The other day I was reading  David Frum’s column “The challenge for cable news” where he stated the following:

“Things move fast in the modern world, so let’s cut straight to the point: Cable TV is no longer the place where news breaks, and has not been so for years. Social media have done to cable TV news what cable news, in its day, did to the afternoon editions of big-city papers: shouldered aside its slower and less adaptable predecessor.”

This morning I woke up and took out my iPad and perused the online news feeds and immediately saw the unfolding gunman shootout events in New York City. I checked Twitter and found the hashtag’s #ESB and #EmpireStateBuilding and from there was quickly filled in with the details of the tragedy as they came in. After about an hour I saw that Mayor Bloomberg was to hold a news conference so it was only then that I turned on the TV and clicked on DirecTV’s news directory channel where I could scan CNN, MSNBC, FOX, CNBC, FBN for their ongoing coverage. What I saw was pretty lame.

The news outlets were still far behind what was being communicated on Twitter and were also lacking in any real reporting of the facts as they came forth. CNN was by far the worst in its coverage as Ashley Banfield tried to sum up the tragedy with a number of stupid comments about the iconic Empire State Building and other inane information.

As I continued to monitor the Twitter feed and checked out the links the story became clearer. Once Mayor Bloomberg had his news briefing (seen live on YouTube), Twitter was following along with the facts as he and his police commissioner briefed the throngs of media.

Later, CNN couldn’t even get the facts straight regarding the gunman’s sequence of events. They said that perpetrator, Jeffrey Johnson, was 56 (initially reported by police as being 53 but later corrected by the NY Times as 58) and that “he will not be prosecuted for murder.” Really? A comment on Twitter made fun of the statement with the line “Thanks Captain Obvious.”
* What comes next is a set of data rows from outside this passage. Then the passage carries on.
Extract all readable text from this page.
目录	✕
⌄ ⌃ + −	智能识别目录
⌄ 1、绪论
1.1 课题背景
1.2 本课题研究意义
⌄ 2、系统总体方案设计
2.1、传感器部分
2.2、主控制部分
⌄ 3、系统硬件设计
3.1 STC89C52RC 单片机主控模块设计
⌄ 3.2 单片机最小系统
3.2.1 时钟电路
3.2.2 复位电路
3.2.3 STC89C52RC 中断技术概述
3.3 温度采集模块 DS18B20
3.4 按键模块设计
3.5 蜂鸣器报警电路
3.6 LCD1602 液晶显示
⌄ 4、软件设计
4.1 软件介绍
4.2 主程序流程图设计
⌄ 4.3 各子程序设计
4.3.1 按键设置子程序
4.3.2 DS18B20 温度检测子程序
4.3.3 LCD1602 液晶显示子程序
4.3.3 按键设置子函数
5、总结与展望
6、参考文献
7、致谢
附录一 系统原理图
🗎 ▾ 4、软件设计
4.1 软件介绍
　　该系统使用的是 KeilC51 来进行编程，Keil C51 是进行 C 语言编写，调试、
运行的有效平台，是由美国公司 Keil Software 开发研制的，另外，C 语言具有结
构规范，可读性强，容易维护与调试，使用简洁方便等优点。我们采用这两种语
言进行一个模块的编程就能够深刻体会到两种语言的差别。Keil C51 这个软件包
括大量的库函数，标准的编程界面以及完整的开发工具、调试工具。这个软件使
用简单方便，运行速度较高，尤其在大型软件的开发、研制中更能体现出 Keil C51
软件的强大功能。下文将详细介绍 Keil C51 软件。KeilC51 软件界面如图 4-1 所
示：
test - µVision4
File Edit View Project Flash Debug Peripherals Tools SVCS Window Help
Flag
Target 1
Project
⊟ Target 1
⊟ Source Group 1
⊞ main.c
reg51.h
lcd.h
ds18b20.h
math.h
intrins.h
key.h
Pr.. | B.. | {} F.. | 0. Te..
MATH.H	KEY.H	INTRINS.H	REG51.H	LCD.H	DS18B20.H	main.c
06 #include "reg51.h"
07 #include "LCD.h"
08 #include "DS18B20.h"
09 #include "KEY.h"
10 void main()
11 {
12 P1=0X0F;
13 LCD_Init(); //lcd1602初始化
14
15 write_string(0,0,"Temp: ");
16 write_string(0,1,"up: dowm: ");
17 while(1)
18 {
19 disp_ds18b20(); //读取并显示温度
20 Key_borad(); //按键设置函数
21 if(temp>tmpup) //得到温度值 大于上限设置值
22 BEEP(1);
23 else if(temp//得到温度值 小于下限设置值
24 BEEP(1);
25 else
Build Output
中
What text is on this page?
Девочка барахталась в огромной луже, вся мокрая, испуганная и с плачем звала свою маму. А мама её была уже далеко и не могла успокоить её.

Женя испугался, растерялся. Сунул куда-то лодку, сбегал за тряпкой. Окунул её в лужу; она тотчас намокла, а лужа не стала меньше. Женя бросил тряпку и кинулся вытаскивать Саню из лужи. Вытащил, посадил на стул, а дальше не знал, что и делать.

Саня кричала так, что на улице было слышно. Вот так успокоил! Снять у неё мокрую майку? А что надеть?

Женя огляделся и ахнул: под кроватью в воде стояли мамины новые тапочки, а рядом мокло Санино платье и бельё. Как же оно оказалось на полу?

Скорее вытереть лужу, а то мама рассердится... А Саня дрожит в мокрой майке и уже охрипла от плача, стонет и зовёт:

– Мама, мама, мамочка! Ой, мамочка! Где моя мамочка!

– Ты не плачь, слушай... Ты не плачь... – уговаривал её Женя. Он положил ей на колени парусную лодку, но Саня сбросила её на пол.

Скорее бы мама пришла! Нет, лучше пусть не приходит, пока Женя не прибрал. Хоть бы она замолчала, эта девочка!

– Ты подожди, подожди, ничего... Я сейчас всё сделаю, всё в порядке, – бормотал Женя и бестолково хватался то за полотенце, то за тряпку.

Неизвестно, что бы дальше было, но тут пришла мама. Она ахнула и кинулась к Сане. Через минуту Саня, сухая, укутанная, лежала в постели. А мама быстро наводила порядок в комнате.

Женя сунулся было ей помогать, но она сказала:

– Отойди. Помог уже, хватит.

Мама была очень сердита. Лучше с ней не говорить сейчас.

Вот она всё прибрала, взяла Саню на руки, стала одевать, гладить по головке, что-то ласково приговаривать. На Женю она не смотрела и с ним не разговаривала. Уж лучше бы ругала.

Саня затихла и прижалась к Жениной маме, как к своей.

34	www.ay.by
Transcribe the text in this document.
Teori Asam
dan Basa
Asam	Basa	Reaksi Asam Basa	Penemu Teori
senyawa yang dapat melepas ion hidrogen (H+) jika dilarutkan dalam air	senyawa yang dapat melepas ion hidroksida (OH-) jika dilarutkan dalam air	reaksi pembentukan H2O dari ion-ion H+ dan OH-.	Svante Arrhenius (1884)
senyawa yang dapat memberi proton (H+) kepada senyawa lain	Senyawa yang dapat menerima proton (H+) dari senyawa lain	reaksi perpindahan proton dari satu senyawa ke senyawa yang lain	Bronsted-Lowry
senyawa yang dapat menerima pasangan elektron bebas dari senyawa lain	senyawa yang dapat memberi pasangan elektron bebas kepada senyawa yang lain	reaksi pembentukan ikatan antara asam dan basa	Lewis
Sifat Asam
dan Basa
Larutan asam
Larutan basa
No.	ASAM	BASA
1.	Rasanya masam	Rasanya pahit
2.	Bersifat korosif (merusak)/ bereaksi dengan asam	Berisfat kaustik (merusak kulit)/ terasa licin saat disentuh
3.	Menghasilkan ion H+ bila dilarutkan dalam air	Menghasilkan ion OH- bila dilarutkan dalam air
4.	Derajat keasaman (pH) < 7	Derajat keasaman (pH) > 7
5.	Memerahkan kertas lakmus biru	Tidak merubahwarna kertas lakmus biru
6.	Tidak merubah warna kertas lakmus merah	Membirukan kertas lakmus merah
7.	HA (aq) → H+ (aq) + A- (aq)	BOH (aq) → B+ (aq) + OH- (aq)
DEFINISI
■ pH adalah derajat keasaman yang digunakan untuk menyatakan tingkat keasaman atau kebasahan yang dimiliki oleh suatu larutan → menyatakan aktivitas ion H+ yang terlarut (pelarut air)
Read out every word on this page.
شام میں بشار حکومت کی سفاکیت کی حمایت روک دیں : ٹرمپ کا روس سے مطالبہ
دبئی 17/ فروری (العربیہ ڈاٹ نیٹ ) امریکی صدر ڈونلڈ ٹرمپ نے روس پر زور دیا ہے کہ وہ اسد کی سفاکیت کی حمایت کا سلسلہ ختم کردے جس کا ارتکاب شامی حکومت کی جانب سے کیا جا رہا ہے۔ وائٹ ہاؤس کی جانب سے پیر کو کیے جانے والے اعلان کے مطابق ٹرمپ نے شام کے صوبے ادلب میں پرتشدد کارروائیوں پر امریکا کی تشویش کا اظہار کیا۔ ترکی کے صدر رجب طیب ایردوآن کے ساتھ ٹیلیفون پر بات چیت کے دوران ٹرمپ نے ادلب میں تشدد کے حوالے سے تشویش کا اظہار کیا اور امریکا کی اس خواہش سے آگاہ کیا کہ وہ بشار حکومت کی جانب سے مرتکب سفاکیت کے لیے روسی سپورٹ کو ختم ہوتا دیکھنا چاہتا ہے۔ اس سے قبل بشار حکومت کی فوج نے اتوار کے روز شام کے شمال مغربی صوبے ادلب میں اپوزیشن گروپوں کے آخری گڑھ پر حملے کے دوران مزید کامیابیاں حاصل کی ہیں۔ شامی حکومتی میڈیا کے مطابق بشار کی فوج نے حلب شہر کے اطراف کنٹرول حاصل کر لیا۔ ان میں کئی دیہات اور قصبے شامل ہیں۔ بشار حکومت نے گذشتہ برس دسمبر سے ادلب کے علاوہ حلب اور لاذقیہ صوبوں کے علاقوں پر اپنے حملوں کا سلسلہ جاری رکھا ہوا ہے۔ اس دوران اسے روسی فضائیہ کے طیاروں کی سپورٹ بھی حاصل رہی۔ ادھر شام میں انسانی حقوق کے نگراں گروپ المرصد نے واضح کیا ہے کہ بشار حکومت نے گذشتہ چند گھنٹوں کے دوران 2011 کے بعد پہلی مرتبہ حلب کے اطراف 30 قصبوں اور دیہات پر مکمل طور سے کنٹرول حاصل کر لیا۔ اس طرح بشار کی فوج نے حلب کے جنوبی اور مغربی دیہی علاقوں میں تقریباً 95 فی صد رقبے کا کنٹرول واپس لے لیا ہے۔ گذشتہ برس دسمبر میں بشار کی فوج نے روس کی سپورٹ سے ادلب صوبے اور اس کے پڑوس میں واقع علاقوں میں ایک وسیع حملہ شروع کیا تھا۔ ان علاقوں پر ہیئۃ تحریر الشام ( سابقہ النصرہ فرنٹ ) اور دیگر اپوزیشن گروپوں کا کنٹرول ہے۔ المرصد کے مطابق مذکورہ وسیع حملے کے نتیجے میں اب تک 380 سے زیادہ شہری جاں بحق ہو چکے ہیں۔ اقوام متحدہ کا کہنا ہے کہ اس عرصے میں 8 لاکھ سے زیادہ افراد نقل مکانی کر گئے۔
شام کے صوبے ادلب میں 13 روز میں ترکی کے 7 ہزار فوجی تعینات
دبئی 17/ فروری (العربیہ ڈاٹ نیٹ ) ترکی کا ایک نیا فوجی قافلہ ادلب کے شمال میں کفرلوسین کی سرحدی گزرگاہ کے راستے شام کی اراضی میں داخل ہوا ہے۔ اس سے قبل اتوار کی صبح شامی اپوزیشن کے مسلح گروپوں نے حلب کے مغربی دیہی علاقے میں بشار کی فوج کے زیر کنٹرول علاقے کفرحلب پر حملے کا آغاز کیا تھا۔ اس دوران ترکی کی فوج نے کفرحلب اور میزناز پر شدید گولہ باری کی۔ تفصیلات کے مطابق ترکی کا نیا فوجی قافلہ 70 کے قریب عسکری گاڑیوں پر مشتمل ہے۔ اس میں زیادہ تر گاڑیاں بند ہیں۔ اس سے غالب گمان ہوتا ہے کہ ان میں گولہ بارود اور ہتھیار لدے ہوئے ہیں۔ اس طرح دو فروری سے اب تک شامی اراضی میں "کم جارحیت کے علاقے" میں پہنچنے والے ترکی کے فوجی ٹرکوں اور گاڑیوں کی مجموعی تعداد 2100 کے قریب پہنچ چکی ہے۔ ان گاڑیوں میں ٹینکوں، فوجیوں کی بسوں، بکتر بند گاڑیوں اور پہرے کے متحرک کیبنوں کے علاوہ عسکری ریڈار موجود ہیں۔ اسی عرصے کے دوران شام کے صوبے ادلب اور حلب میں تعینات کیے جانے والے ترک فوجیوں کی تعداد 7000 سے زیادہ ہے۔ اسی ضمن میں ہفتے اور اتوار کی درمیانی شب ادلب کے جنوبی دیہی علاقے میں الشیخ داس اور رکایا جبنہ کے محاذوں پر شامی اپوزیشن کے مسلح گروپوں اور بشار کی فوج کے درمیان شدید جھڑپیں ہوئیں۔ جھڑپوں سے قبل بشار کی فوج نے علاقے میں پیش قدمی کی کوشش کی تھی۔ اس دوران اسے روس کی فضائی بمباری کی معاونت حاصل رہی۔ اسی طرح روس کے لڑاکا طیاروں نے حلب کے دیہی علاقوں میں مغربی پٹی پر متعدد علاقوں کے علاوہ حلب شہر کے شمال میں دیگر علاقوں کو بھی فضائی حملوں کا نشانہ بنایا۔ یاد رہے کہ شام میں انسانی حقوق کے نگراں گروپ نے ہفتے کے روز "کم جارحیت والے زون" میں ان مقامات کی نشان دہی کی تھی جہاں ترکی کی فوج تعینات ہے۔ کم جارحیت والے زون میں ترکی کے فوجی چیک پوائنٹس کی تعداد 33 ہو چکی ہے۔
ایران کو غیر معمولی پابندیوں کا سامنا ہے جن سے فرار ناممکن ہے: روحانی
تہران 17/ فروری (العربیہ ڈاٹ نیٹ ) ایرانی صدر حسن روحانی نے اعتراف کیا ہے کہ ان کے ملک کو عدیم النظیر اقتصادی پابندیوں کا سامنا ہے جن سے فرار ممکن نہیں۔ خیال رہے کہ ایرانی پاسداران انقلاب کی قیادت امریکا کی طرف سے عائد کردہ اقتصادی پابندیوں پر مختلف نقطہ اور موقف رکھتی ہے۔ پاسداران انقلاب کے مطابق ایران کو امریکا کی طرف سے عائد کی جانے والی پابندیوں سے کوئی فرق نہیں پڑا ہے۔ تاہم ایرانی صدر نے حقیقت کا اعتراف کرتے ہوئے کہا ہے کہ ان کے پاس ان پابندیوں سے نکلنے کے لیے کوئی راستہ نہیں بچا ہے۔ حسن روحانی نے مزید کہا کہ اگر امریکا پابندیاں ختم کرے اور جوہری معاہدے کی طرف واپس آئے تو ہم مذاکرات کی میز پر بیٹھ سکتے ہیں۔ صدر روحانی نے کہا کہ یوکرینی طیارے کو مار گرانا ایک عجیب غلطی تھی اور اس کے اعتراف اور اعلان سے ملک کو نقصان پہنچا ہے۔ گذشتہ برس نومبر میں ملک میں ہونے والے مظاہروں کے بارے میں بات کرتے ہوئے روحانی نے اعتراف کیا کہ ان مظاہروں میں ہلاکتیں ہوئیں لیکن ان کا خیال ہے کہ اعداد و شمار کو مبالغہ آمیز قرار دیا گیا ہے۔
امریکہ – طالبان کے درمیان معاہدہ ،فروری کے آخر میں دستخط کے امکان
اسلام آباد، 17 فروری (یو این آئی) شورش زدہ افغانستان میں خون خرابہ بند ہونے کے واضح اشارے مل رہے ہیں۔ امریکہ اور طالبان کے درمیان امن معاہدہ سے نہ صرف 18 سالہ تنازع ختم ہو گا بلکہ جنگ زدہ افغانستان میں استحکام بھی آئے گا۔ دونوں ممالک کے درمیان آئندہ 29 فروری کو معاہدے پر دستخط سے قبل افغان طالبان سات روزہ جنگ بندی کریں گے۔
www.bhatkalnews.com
To be fair, Twitter also contained many comments that were either inaccurate or outright false, but the majority of comments continued to be updated and had the correct information. This, along with photos, onsite witness accounts and links to video footage made social media a far better choice to learn about the unfolding events. 

What the cable media outlets were missing most of all was true reporting where their reporters would gather facts and check their sources while ensuring accuracy before being communicated over the air. Instead of being first on the scene and getting it wrong, or worse, reporting from the studio with a litany of irrelevant and inane comments just to fill air time, the cable news outfits should understand that the public using Twitter, Storify and Instagram will get now always get the scoop. The traditional media, including cable news, now has the job of getting the facts straight, reporting with accuracy and giving the story context. As Frum states in his piece, “Cable should skip fancy effects, go deep and long in reports, [and] find new relevance.”  Instead, cable news organizations tend to fill the air with their so-called “experts” and other pundits wishing to express opinions as opposed to employing actual journalists that will dig deeper and provide facts and pertinent information.

From what Bloomberg and Commissioner Raymond Kelly said the perpetrator, Jeffrey Johnson, fatally shot his former boss at point-blank range five times in front of his former workplace, Hazan Import Corporation on West 33rd Street. The shooter then walked eastbound towards the visitor entrance of the Empire State Building on 5th Avenue and was followed by a construction worker who then informed two police officers that were in a van guarding the Empire State Building as part of the ongoing counter terrorism security. After informing the officers, they then approached  Johnson who immediately pulled his .45 caliber handgun from a bag and pointed it at the officers. The officers then shot a total of 16 rounds killing Johnson while also wounding nine bystanders (fortunately with non-life threatening injuries) during the confrontation.

These were the basic facts of the tragic event as told by Bloomberg and the police commissioner which I then checked by finding the details about the Hazan Import Co. address, reviewing eye-witness accounts and by further follow-up with the New York Times and New York Post.  Why CNN and other cable news outlets couldn’t seem to master the duties of basic reporting during the first two hours after the incident is only part of the reason why they are becoming less significant as credible news sources. Finally, the irony was not lost on me that Frum’s article was posted on CNN. You’d think they’d get the message.